After Scandinavian noir and Finnish noir, we now have Polish noir. Or, should I say, Polish-Jewish noir.
For Zygmunt Miloszewski’s terrific A Grain of Truth (Bitter Lemon Press, £8.99) examines the fraught relations between Poles and Jews, 70 years after the country’s Jews were destroyed by the Holocaust.
James Callaghan’s telling phrase, “a lie can be halfway round the world before the truth has got its boots on” would certainly apply to the goings-on in the Polish backwater town of Sandomierz.
Teodor Szacki, the gloriously miserable prosecutor hero, is faced with a series of murders which look at first sight as though they are the work of frustrated Jews — despite the fact that there are no longer any Jews in the town.
Szacki is obliged to demolish a series of antisemitic canards, each more preposterous than the next, finally taking advice from a young rabbi in Lublin.
Miloszewski has a high time matching his Eeyore-ish anti-hero to several rapacious women in Sandomierz.
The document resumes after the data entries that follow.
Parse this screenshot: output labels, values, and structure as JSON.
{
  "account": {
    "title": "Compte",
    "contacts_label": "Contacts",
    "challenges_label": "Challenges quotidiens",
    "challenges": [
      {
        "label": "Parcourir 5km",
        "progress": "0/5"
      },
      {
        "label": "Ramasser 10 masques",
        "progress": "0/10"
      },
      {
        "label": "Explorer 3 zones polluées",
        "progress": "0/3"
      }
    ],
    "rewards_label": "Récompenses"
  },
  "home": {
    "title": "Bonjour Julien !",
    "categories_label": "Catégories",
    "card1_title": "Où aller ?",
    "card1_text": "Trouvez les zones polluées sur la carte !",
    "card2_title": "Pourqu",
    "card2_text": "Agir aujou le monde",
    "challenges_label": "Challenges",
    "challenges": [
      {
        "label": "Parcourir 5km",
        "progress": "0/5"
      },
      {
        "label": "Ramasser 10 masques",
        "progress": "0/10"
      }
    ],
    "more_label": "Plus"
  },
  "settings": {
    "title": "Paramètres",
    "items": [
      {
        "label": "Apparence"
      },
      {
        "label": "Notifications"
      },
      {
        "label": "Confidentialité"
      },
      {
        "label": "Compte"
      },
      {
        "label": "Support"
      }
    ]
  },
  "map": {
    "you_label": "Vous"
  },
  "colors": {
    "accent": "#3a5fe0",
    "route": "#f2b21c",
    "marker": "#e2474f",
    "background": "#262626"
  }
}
In small towns, he tells us, everyone knows everyone else’s business. But, outside the comedy, the writer is at the top of his game, cleverly weaving in a Hebrew clue — containing a deliberate error — near the end of the thriller.
The “Grain of Truth” refers to the many myths that surround the place of Jews in present-day Polish culture. Miloszewski’s book is a small gem.